Qual o sentimento que fica nesta eleição?
Foi uma eleição atípica. Ao mesmo tempo que refletiu a desesperança, descrença na classe política, foi uma eleição em que as regras foram mudadas e se desembocou, no caso de BH, no fato de termos duas figuras muito conhecidas indo para o segundo turno. Tivemos 11 candidatos se digladiando em blocos de 10 minutos em “n” aparições durante o dia. A população entrou na eleição absolutamente desinformada. Para haver um debate mais qualificado sobre assuntos da cidade, deveriam ter debates especializados. Exemplo: hoje o debate de duas horas será sobre educação, amanhã sobre saúde, etc. A população vota sem saber de fato qual o conhecimento que cada candidato tem sobre assuntos importantes, quais propostas reais aquele candidato tem. Nossa democracia saiu diminuída desta eleição pela falta de espaço de debate. Quando houve espaço, ele não foi qualificado. 
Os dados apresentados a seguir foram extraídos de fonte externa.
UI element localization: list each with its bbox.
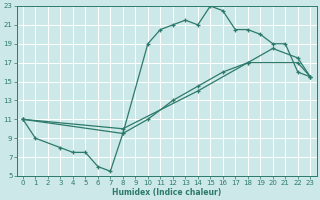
X-axis label: Humidex (Indice chaleur): Humidex (Indice chaleur)	[112, 188, 221, 197]
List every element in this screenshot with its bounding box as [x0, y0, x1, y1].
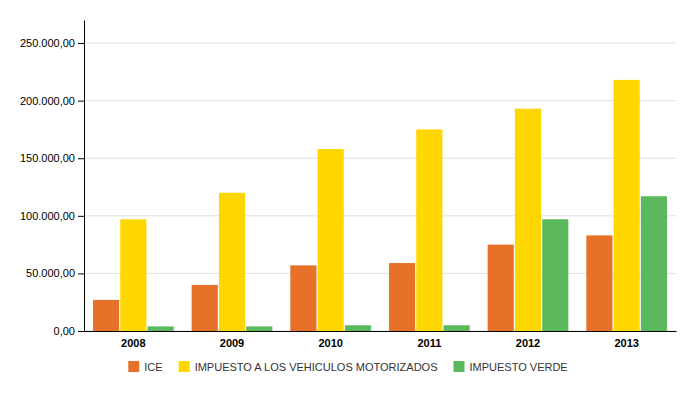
legend-label: IMPUESTO VERDE	[470, 361, 568, 373]
x-tick: 2010	[318, 331, 342, 349]
plot: 0,00 50.000,00 100.000,00 150.000,00 200.000…	[20, 21, 677, 349]
x-tick: 2008	[121, 331, 145, 349]
chart: 0,00 50.000,00 100.000,00 150.000,00 200.000…	[0, 0, 696, 401]
bar	[444, 325, 470, 331]
x-axis-line	[85, 331, 677, 332]
legend-swatch	[179, 361, 190, 372]
y-tick: 0,00	[54, 325, 84, 337]
y-tick-mark	[78, 43, 84, 44]
legend-item: IMPUESTO VERDE	[454, 361, 568, 373]
x-tick-label: 2011	[417, 337, 441, 349]
y-tick: 250.000,00	[20, 37, 84, 49]
y-tick-label: 250.000,00	[20, 37, 75, 49]
x-tick-label: 2012	[516, 337, 540, 349]
bar	[641, 196, 667, 331]
y-tick-label: 0,00	[54, 325, 75, 337]
x-tick: 2012	[516, 331, 540, 349]
bar	[389, 263, 415, 331]
bar-series	[120, 80, 640, 331]
grid-line	[84, 158, 676, 159]
y-axis: 0,00 50.000,00 100.000,00 150.000,00 200.000…	[20, 21, 85, 338]
bar	[290, 265, 316, 331]
x-axis: 2008 2009 2010 2011 2012 2013	[85, 331, 677, 349]
bar	[93, 300, 119, 331]
bar	[542, 219, 568, 331]
legend-item: ICE	[128, 361, 162, 373]
bar	[120, 219, 146, 331]
x-tick: 2013	[614, 331, 638, 349]
x-tick-label: 2013	[614, 337, 638, 349]
legend-label: IMPUESTO A LOS VEHICULOS MOTORIZADOS	[195, 361, 438, 373]
y-tick: 150.000,00	[20, 152, 84, 164]
x-tick: 2009	[220, 331, 244, 349]
grid	[84, 43, 676, 331]
bar	[488, 245, 514, 331]
bar	[586, 235, 612, 331]
y-axis-line	[84, 21, 85, 332]
bar-series	[148, 196, 668, 331]
bar	[345, 325, 371, 331]
bar	[318, 149, 344, 331]
bar	[416, 129, 442, 331]
y-tick: 50.000,00	[26, 267, 84, 279]
y-tick-mark	[78, 331, 84, 332]
y-tick-mark	[78, 158, 84, 159]
x-tick: 2011	[417, 331, 441, 349]
legend-item: IMPUESTO A LOS VEHICULOS MOTORIZADOS	[179, 361, 438, 373]
bar	[192, 285, 218, 331]
legend: ICE IMPUESTO A LOS VEHICULOS MOTORIZADOS I…	[128, 361, 567, 373]
y-tick-label: 50.000,00	[26, 267, 75, 279]
y-tick: 200.000,00	[20, 95, 84, 107]
y-tick-label: 200.000,00	[20, 95, 75, 107]
bar	[219, 193, 245, 331]
y-tick: 100.000,00	[20, 210, 84, 222]
bars	[93, 80, 667, 331]
grid-line	[84, 43, 676, 44]
y-tick-mark	[78, 101, 84, 102]
y-tick-label: 100.000,00	[20, 210, 75, 222]
legend-swatch	[454, 361, 465, 372]
legend-swatch	[128, 361, 139, 372]
y-tick-mark	[78, 216, 84, 217]
x-tick-label: 2008	[121, 337, 145, 349]
y-tick-mark	[78, 273, 84, 274]
bar	[246, 326, 272, 331]
x-tick-label: 2010	[318, 337, 342, 349]
y-tick-label: 150.000,00	[20, 152, 75, 164]
grid-line	[84, 100, 676, 101]
grid-line	[84, 215, 676, 216]
bar	[515, 109, 541, 331]
legend-label: ICE	[144, 361, 162, 373]
x-tick-label: 2009	[220, 337, 244, 349]
bar	[148, 326, 174, 331]
bar	[614, 80, 640, 331]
O senhor fala da qualificação do debate ou acha que tinha que ter divisão melhor do tempo?
Quando era meia hora, o candidato que teve um minuto agora, ele teria três minutos. Um minuto é muito pouco. Quem teve um pouquinho mais de tempo e dinheiro chegou a 10% e gastou muito do próprio bolso. E nós tivemos mudança durante a campanha. Tivemos que trocar o candidato de última hora porque apareceu um problema grave para a imagem dele, que seria fatal na disputa.

O senhor acha que o Aécio sai diminuído?
É difícil dizer isso porque o partido que ele preside foi bem no país. Para quem almeja a Presidência da República, digamos... é aquela história: é preciso ser vencedor também na própria terra. Ele tem uma capacidade de recuperação muito grande, então, antecipar se isso vai ser fatal ou não para a carreira dele é muito difícil. Para 2018 acho que temos duas questões: a economia, como ela vai chegar lá, e o que vai acontecer na “Lava Jato” e como vai ficar o humor da população face a estas duas variáveis. Há pessoas que dizem que podemos ter até convulsões sociais. 

Setenta e seis por cento dos prefeitos eleitos em Minas vão para um novo mandato, qual conselho o senhor dá a eles?
É preciso não perder os primeiros seis meses. Quatro anos passam muito depressa. O prefeito já tem que entrar, no primeiro dia, com um diagnóstico mínimo do município. Ter um plano de 90 dias e durante esses três meses fazer o plano de um ano e, já durante os seis meses, ter o plano de quatro anos, oito anos. E ter o pé no chão no sentido de que o momento é de transição na economia. E fazer muitas parcerias, com governos federal, estadual.